If 6.06 provides a (meta-) package for it, see the package management application: search for "flash" or "java" and see if there are packages you can just install the regular way.
The other way is to visit Adobe's and Sun's websites and download the Flash/Java for Linux from there. Both should come with an installation script (there are instructions at their site, read them for precise help) that you're supposed to run. For example if the installer was called "install-flash-player.sh" (it can be something else too), you would first make it executable either by right-clicking on the file, selecting Permissions and there checking the box to make it executable, or by running this in command line (in the directory where the file is in):
Code:
chmod +x install-flash-player.sh
Then you would run it: either double-click on it (select "run in terminal" if asked) or in command line
Code:
./install-flash-player.sh
The same should apply to the Java package too, though that might be a .bin file. In addition at least in the Flash plugin case you can just simply copy the flashplayer-something.so file to your browser's plugin directory and restart your browser -- this is what the "installation script" effectively does, so it's up to you how you want to do it. The installer script should work for the common browsers such as Mozilla ones.

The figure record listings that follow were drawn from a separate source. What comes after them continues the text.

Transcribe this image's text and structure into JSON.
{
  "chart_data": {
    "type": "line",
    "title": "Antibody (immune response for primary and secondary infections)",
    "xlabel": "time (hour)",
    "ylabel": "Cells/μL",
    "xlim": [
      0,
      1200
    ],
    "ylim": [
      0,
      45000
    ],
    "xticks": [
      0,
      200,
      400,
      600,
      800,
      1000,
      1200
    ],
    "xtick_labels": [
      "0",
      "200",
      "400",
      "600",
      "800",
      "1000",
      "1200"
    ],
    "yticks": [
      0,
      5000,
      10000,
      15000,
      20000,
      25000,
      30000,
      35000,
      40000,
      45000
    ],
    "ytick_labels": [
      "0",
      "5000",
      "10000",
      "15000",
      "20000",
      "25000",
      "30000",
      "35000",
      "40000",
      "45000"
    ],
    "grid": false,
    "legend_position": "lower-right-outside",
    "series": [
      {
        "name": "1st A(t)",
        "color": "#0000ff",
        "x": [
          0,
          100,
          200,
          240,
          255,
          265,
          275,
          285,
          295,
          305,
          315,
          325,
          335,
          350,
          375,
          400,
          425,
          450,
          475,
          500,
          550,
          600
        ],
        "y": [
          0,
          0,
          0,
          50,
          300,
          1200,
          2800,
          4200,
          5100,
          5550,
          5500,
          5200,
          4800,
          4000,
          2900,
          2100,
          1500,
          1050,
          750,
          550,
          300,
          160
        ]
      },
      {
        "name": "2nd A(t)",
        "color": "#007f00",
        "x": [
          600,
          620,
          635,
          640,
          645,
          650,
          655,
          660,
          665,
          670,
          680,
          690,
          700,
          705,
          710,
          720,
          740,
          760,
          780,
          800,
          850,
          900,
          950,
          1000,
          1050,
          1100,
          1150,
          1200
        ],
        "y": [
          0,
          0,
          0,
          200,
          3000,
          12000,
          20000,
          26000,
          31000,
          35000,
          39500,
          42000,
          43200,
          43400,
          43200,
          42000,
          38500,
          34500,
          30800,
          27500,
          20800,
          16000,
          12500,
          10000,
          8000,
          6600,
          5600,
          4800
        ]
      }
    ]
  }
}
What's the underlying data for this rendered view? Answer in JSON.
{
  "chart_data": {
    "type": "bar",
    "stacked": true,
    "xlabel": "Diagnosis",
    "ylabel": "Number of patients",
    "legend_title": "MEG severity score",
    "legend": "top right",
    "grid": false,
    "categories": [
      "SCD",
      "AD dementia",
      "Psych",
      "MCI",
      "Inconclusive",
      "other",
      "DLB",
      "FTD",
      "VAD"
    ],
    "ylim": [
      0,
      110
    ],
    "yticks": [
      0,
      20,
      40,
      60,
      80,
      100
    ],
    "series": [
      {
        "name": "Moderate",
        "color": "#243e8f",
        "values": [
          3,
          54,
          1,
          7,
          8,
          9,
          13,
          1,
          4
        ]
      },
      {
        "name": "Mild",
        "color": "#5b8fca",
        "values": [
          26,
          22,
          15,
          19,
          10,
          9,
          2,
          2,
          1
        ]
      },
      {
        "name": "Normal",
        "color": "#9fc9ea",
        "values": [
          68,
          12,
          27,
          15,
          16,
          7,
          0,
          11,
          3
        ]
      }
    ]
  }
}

EDIT: both of those probably come in compressed archives like .tar.gz or .tar.bz2 -- unless they're .bin files which are directly executables. If you download an archive, first extract/uncompress it. The easiest way is to right-click on the file and select the menu option to extract the package -- when you extract it, you should get a directory that contains the installation script/program and a README and/or INSTALL text files that help you further. They should allow you to "install" them as a regular user (= installs for that user only) or as the superuser (root, installs system-wide, for all users).